学术文献库

We investigate the roles of non-Hermitian topology in spectral properties and entanglement structures of open systems. In terms of spectral theory, we give a unified understanding of two interpretations of non-Hermitian topology: quantum anomaly and non-Hermitian skin effects, in which the bulk spectra extremely depend on the boundary conditions. In this context, the fact that the intrinsic higher-dimensional skin effects under the full open boundary condition need the presence of the topological defects is understood in terms of the anomalous fermion production such as the Rubakov-Callan effect in the presence of the magnetic monopole. In terms of the entanglement structure, we investigate steady states of fermionic open systems whose Liouvillian (rapidity) spectra host non-Hermitian topology. We analyze dissipation-driven Majorana steady states in zero-dimensional open systems and relate them to the Majorana edge modes of topological superconductors by using the entanglement entropy.
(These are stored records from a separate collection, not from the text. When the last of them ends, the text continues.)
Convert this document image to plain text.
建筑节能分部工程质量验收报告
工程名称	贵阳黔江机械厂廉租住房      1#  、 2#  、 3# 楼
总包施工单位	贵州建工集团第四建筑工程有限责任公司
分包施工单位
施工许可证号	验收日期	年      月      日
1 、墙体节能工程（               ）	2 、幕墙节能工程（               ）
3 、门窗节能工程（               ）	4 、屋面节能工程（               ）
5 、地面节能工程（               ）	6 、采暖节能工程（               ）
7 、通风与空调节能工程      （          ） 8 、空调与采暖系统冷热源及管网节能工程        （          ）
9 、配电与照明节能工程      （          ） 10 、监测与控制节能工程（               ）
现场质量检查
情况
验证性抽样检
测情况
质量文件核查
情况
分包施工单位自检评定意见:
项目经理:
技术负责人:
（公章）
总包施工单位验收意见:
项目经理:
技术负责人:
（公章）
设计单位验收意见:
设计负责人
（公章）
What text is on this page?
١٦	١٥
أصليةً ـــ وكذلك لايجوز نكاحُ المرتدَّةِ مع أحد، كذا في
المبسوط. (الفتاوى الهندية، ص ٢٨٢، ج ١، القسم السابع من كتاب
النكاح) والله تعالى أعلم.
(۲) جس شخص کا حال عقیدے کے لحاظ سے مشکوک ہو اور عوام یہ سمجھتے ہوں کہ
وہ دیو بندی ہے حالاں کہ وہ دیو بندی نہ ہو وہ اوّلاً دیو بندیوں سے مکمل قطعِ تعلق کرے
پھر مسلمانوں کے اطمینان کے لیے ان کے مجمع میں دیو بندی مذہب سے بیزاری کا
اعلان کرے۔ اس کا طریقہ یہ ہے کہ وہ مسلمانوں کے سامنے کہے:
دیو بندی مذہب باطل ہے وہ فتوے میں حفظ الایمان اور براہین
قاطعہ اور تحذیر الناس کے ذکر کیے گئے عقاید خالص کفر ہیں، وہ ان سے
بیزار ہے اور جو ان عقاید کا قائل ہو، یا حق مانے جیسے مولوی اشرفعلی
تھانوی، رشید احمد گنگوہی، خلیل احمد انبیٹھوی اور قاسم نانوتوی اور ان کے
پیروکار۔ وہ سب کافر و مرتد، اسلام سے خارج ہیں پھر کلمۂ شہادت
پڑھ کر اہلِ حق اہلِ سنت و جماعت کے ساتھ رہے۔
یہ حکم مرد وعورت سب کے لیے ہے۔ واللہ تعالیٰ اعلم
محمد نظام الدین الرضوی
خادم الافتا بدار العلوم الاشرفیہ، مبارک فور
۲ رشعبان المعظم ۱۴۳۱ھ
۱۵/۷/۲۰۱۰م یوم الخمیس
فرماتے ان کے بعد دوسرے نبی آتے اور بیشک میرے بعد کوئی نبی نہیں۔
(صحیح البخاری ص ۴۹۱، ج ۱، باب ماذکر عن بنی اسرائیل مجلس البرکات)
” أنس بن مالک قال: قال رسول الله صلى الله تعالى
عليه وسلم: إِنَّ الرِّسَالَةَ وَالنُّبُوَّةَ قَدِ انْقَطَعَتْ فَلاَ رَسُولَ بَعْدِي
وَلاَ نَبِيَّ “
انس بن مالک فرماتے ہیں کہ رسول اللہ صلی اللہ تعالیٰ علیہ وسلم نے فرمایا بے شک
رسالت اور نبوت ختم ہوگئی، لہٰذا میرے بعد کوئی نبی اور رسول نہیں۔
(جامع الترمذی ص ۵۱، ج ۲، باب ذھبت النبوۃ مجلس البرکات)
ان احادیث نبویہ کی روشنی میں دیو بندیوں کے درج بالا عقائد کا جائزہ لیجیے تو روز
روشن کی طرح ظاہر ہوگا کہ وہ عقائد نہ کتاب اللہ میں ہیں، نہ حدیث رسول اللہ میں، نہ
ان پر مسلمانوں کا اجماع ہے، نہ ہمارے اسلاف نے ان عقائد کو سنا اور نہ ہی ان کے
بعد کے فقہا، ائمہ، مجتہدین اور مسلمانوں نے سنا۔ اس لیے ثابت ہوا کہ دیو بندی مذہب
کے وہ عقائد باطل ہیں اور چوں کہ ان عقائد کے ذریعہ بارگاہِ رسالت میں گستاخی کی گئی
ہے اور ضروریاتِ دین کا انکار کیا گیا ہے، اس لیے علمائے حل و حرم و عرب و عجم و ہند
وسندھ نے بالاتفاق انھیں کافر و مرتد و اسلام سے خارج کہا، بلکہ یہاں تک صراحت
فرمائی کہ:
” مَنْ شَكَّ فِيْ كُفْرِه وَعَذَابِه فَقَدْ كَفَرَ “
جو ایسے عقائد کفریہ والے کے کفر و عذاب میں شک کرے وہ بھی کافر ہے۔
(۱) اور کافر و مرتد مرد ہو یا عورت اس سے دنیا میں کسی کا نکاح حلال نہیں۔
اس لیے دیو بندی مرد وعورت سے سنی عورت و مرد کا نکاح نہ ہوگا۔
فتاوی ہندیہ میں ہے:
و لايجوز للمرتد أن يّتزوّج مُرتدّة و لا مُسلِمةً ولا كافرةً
We also analyze a steady state of a one-dimensional open Fermi system with a non-Hermitian topological spectrum and relate it to the chiral edge states of the Chern insulator on the basis of the trace index defined from the entanglement spectrum. These correspondences indicate that the entanglement generates circular nonreciprocal currents under the periodic boundary condition and the skin-effect voltage with fermion accumulation under the open boundary condition. Finally, we discuss several related topics such as pseudospectral behaviors of Liouvillian dynamics and skin effects in interacting systems.